Thirteen Republicans joined every Democrat in voting against the bill, with those in opposition criticizing it for featuring tax cuts that mostly benefit the nation's wealthiest. Supporters of the plan say it simplifies the tax code and provides much-needed tax relief for businesses.

The Washington Post reports most Americans (92 percent) would pay the same or lower taxes until 2023, but after then a key tax break – the family flexibility credit – would expire, leading to a number of middle-class families suddenly jumping into higher tax brackets.

The newspaper notes that after 2023, only 40 percent of Americans would pay less tax than before, 22 percent would pay more and the rest would see little change.

The real test for tax reforms comes in the Senate, where a similar (but slightly different) tax bill is currently being discussed. Wisconsin GOP Sen.

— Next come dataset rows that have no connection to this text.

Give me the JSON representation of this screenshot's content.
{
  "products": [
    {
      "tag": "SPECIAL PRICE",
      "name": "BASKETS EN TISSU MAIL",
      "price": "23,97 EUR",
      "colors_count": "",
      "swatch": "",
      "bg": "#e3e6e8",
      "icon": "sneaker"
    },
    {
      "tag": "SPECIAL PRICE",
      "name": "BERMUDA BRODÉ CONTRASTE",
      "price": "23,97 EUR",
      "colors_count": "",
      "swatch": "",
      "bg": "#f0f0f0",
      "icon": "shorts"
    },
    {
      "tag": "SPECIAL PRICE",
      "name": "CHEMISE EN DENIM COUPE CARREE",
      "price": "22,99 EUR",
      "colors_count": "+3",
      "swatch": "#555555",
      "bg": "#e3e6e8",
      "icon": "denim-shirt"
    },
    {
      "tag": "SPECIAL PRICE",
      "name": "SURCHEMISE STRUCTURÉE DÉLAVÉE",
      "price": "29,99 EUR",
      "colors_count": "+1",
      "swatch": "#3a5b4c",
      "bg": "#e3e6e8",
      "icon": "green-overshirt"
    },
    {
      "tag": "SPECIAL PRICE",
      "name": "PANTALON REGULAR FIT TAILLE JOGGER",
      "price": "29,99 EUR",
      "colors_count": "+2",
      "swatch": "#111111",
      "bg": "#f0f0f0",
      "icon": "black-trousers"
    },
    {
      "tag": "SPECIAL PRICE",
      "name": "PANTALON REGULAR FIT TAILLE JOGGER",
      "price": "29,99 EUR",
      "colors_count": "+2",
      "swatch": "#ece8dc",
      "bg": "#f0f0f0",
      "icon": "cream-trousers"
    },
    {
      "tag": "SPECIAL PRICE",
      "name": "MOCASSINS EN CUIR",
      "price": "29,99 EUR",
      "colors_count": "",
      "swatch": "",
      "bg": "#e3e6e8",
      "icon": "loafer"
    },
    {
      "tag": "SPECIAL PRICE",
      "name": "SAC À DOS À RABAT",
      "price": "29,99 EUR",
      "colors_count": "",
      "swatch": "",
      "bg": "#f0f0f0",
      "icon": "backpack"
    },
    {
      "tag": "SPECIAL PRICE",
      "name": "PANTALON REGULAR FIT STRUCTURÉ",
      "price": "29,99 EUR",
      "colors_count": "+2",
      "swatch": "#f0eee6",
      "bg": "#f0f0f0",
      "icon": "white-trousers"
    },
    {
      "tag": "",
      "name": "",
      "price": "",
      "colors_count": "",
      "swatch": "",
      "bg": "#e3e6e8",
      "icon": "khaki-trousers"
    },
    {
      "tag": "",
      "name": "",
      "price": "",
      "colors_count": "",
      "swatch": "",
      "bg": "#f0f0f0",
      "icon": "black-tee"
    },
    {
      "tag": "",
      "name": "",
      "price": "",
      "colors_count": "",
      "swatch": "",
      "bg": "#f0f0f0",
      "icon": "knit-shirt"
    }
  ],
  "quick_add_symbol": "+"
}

Ron Johnson said on Thursday that as it stands, he opposes it, as it favors big businesses over small ones, CNN reports.

If the Senate passes different tax reforms, lawmakers from both chambers of Congress will have to work on a compromise bill that both the House and Senate must vote to pass before it lands on President Donald Trump's desk.

How did Minnesota lawmakers vote?

Apart from 13 Republicans who voted against it, the votes followed party lines.

That means Democratic Reps. Keith Ellison, Rick Nolan, Collin Peterson, Betty McCollum and Tim Walz voted against the bill.

Meanwhile Minnesota Republican Reps. Erik Paulsen, Tom Emmer and Jason Lewis voted in favor.

What does the House bill contain?

Here are some of the key points of the tax bill.

Corporation tax cut: Reducing corporation taxfrom 35 percent to 20 percent would be the biggest cut in the business tax's history.

Cuts for smaller businesses: The top individual income tax rate for small business owners will reduce from 39.6 percent to 25 percent. Also, business owners making $150,000 or less would only get taxed 9 percent on their first $75,000 of earnings.

Just four tax brackets: The current seven tax brackets will be reduced to just four: 12, 25, 35 and 39.6 percent.

Doubled standard deduction: The "standard deduction" you apply when doing your tax return will double, meaning the first $12,000 of earnings for individuals and $24,000 for couples is tax-free.

But ... many other deductions disappear: The final House bill is keeping only three itemized deductions, allowing people to deduct charitable donations, up to $10,000 in property/city taxes, and the mortgage interest deduction.

For the 30 percent of people who itemize their deductions, they would no longer be able to deduct things such as the costs of children and student loans from their tax bill. The limit of $10,000 on property tax deductions is expected to hit high-tax states such as Minnesota the hardest.

No estate tax: The repeal of inheritance tax is scheduled for 2024, but before then it's only payable on estates worth more than $11 million, doubling the current $5.5 million threshold.

No change to the individual mandate: Unlike the Senate bill, the House tax bill keeps the Obamacare stipulation that Americans must have health insurance or face a fine.